The update of an existing object has two phases. First each server in the AVSG checks the LSID and CVV given by the client and compares them to its own. The check succeeds if the client’s LSID and CVV are identical or if the client and servers LSIDs differ, but the client’s CVV is greater or equal to each of the server’s corresponding CVV elements (second is not used for directories). If the checks fail the user must resolve the inconsistency using the manual repair tool. If the checks succeed the server replaces its LSID and CVV with the client’s. In the second phase the CVV in all the ASVG are updated to show the client’s view, CODA uses the force operation to do this. The force is a server-to-server operation that logically replays the updates to the servers with stale data. Force can be initiated by Venus’s notification of inequality of CVVs, when the system decides a conflict can be resolved by using force or for server crash recovery.
The security system in CODA falls into two parts: 1) authentication and secure connections and 2) access control and protected databases. CODA has a mechanism for securely authorizing clients to servers, servers to clients and setting up encrypted channels between them. The CODA user’s password is a key element in this. The authentication and encryption systems are very close to those used by Kerberos 5. Since another member of the class is covering Kerberos I will be brief in its discussion.
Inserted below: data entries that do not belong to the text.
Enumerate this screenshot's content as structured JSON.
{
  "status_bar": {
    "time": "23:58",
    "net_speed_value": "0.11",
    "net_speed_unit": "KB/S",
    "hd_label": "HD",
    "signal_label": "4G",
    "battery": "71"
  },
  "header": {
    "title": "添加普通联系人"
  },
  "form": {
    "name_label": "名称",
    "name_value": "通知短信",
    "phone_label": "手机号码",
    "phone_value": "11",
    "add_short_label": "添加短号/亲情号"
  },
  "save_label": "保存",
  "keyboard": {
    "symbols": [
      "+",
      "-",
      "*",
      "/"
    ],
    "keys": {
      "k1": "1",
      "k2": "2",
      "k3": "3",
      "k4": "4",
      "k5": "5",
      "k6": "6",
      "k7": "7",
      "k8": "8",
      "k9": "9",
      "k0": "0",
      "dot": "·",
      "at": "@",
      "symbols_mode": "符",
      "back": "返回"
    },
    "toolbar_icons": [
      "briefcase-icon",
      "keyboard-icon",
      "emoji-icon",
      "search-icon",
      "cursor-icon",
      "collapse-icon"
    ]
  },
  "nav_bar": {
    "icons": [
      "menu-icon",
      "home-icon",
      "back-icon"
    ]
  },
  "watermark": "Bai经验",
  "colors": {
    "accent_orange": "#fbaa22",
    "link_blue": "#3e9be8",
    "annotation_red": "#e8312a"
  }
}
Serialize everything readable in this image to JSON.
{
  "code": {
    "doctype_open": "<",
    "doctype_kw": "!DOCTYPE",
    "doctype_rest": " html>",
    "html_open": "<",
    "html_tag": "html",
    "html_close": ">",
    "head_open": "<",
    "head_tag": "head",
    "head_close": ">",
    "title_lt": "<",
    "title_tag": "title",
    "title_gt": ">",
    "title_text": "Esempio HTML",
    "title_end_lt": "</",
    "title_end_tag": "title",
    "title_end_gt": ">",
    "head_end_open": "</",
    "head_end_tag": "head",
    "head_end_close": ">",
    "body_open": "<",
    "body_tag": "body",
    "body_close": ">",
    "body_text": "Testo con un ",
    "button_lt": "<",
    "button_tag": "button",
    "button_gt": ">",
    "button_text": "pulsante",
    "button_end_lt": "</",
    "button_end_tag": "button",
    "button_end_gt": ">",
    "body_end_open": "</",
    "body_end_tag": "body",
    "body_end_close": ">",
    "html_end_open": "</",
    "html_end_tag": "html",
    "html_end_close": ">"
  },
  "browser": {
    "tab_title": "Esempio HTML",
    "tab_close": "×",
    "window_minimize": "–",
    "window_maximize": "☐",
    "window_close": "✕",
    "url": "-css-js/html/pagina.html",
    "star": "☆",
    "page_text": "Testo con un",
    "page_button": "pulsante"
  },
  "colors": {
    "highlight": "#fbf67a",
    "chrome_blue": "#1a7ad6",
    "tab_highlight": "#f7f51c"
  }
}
The key points are shared secret cryptography, establishing secure connections and authentication protocol. The shared secret cryptography is achieved by assuming in numerous places that the server and client on a connection share a secret key allowing the sender to encrypt data and the receiver to decrypt it. There are three methods currently in place to acquire the key. The first is upon authentication the server and the client can share a password to establish a secure connection. CODA employs a program to look up the user name in /password and attempts a secure connection with the server using the client’s username as its ID and the password. It then executes a bind request with the server. The second is in the final stages of authentication the server can send the client a session key. The third involves Venus and the server using the session key from the authentication protocol to establish a secure connection. Establishing a secure connection requires the two parties to share the secret key and a public client ID.
As of right now the CODA developers are attempting to get Kerberos to better work with CODA. They are also attempting to plug a few other security holes. The most serious of these holes is the need for authenticated connections on the callbacks
CODA has been in use at Carnegie Melon University since the early 1990’s and over the years it has yet to lose any user data. At times servers have failed, but the replication of all volumes has insured against any data loss. A new disk is inserted and then updated in order to bring the server back up to date.
New uses for CODA are springing up all the time. CODA could be used in FTP mirror sites, in WWW replicated servers as well as many other applications. The file system has now been ported to work on different platforms. So far the group has been successful in porting to Unix and Linux. They are also well on there way to completing the porting to Windows 95. Over the next few years the easily available, portable and free distributed file system that allows for mobile computing could become a useful tool in the expanding computer market.